Дни проходили, а Света всё не выписывалась из роддома. Я уже изнемог в ожидании встречи с Валериком, изводил телефонными звонками и сына, и Свету (у нее был мобильный), и врачей, которые всё толковали о каких-то непредвиденных осложнениях, о необходимости обследования, вгоняя меня в тревожную панику.

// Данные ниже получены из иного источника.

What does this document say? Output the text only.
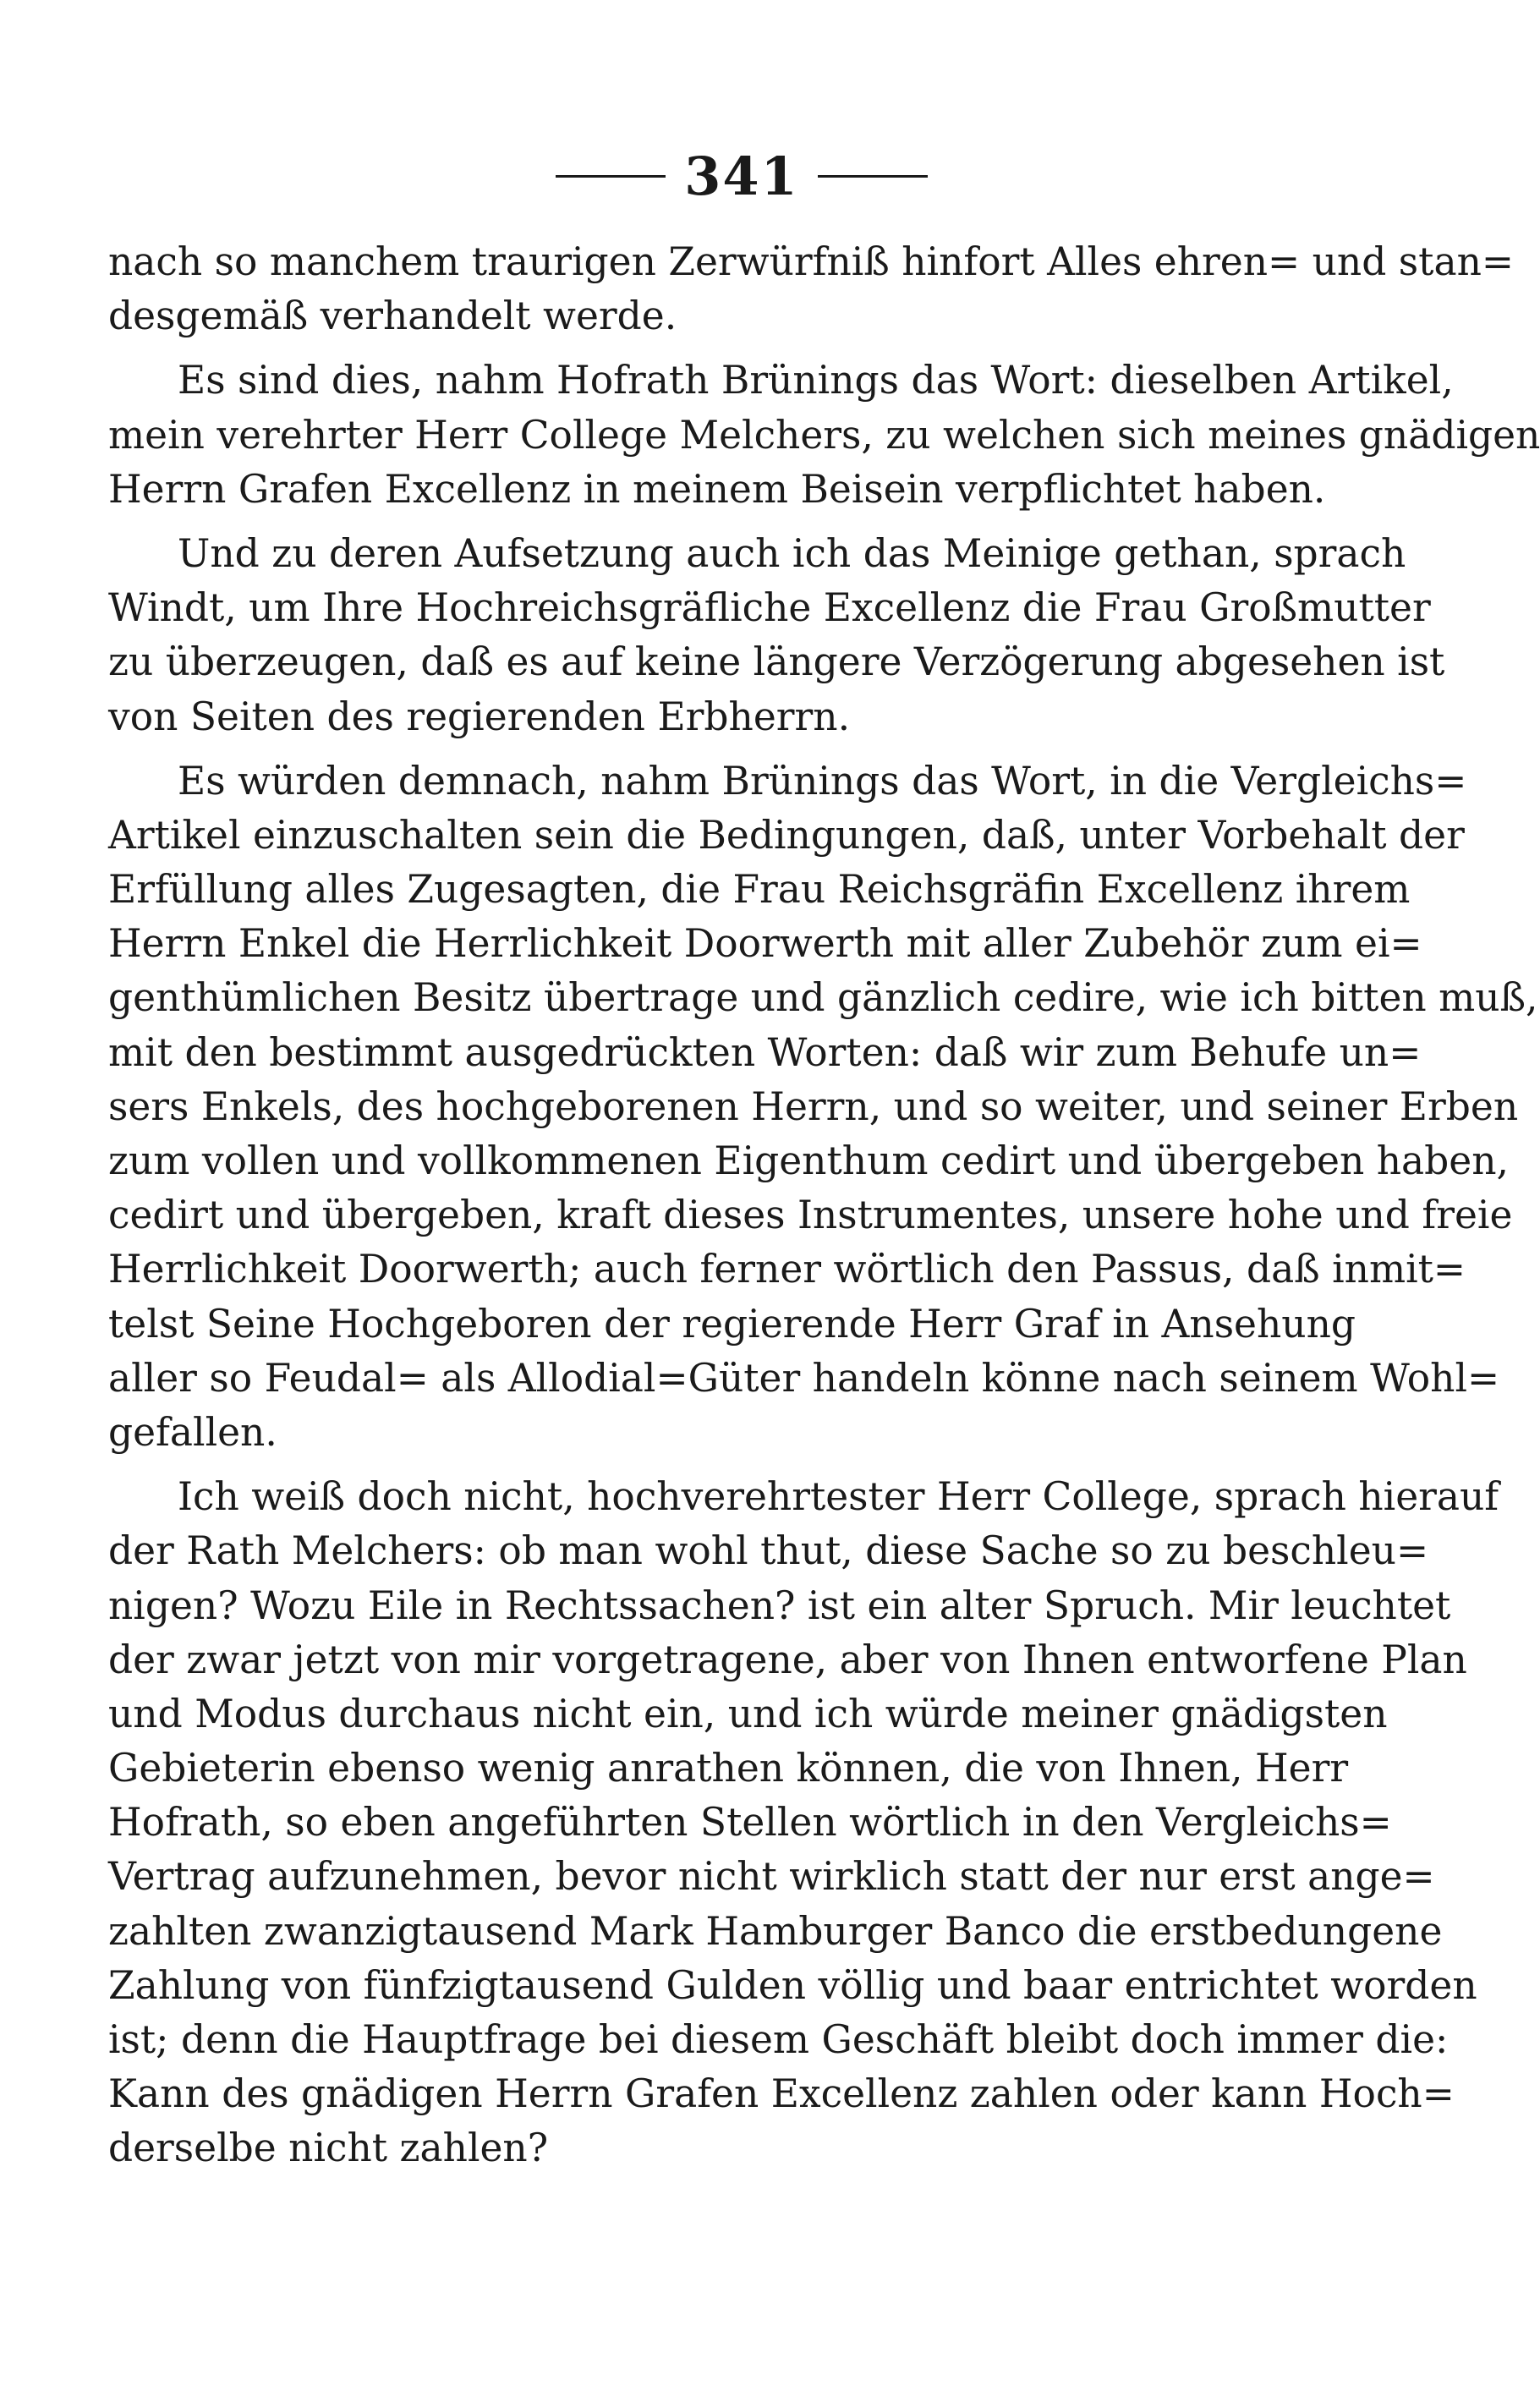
341
nach so manchem traurigen Zerwürfniß hinfort Alles ehren= und stan=
desgemäß verhandelt werde.
Es sind dies, nahm Hofrath Brünings das Wort: dieselben Artikel,
mein verehrter Herr College Melchers, zu welchen sich meines gnädigen
Herrn Grafen Excellenz in meinem Beisein verpflichtet haben.
Und zu deren Aufsetzung auch ich das Meinige gethan, sprach
Windt, um Ihre Hochreichsgräfliche Excellenz die Frau Großmutter
zu überzeugen, daß es auf keine längere Verzögerung abgesehen ist
von Seiten des regierenden Erbherrn.
Es würden demnach, nahm Brünings das Wort, in die Vergleichs=
Artikel einzuschalten sein die Bedingungen, daß, unter Vorbehalt der
Erfüllung alles Zugesagten, die Frau Reichsgräfin Excellenz ihrem
Herrn Enkel die Herrlichkeit Doorwerth mit aller Zubehör zum ei=
genthümlichen Besitz übertrage und gänzlich cedire, wie ich bitten muß,
mit den bestimmt ausgedrückten Worten: daß wir zum Behufe un=
sers Enkels, des hochgeborenen Herrn, und so weiter, und seiner Erben
zum vollen und vollkommenen Eigenthum cedirt und übergeben haben,
cedirt und übergeben, kraft dieses Instrumentes, unsere hohe und freie
Herrlichkeit Doorwerth; auch ferner wörtlich den Passus, daß inmit=
telst Seine Hochgeboren der regierende Herr Graf in Ansehung
aller so Feudal= als Allodial=Güter handeln könne nach seinem Wohl=
gefallen.
Ich weiß doch nicht, hochverehrtester Herr College, sprach hierauf
der Rath Melchers: ob man wohl thut, diese Sache so zu beschleu=
nigen? Wozu Eile in Rechtssachen? ist ein alter Spruch. Mir leuchtet
der zwar jetzt von mir vorgetragene, aber von Ihnen entworfene Plan
und Modus durchaus nicht ein, und ich würde meiner gnädigsten
Gebieterin ebenso wenig anrathen können, die von Ihnen, Herr
Hofrath, so eben angeführten Stellen wörtlich in den Vergleichs=
Vertrag aufzunehmen, bevor nicht wirklich statt der nur erst ange=
zahlten zwanzigtausend Mark Hamburger Banco die erstbedungene
Zahlung von fünfzigtausend Gulden völlig und baar entrichtet worden
ist; denn die Hauptfrage bei diesem Geschäft bleibt doch immer die:
Kann des gnädigen Herrn Grafen Excellenz zahlen oder kann Hoch=
derselbe nicht zahlen?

– Здоров ли ребенок? – кричал я в трубку, и мне отвечали:
– Здоров, но нужны дополнительные анализы…
– Зачем же, если здоров? – недоумевал я, чувствуя, что меня водят за нос.
А меня и впрямь водили за нос, не решаясь, видите ли, сказать горькую правду.
Правда же заключалась в том, что ребенок родился с болезнью Дауна – врожденным хромосомным заболеванием…
– Ну и что? – горячо перебил я сына, когда он, зайдя ко мне в мастерскую, впервые отважился поведать эту тяжкую тайну. – Разве от этой болезни умирают? Будем лечить, будем за ним ухаживать, будем за него бороться… Я тебе буду помогать – обещаю!
– О чем ты говоришь, папа? – страдальчески поморщился Славик. – Болезнь Дауна неизлечима. Мальчик будет отставать в развитии… он так и останется слабоумным, уродом… Да лучше бы он вообще не родился!
– Типун тебе на язык! – ужаснулся я. – Это же твой ребенок… Как ты можешь говорить такое? Я же видел его – он такой славный, так похож на тебя и на меня…
– Ну, спасибо… – Лицо его передернулось, и мне показалось, что Славик сейчас заплачет. – Эх, папа, папа… Ты сам хуже ребенка… Для тебя он – живая игрушка, утешение в старости, а для меня – горе и наказание… Как ты не понимаешь?
– Значит, надо нести свой крест, – сказал я тихо, опуская глаза. – Разве мы живем только для удовольствия? Это твой ребенок – чего тут еще толковать?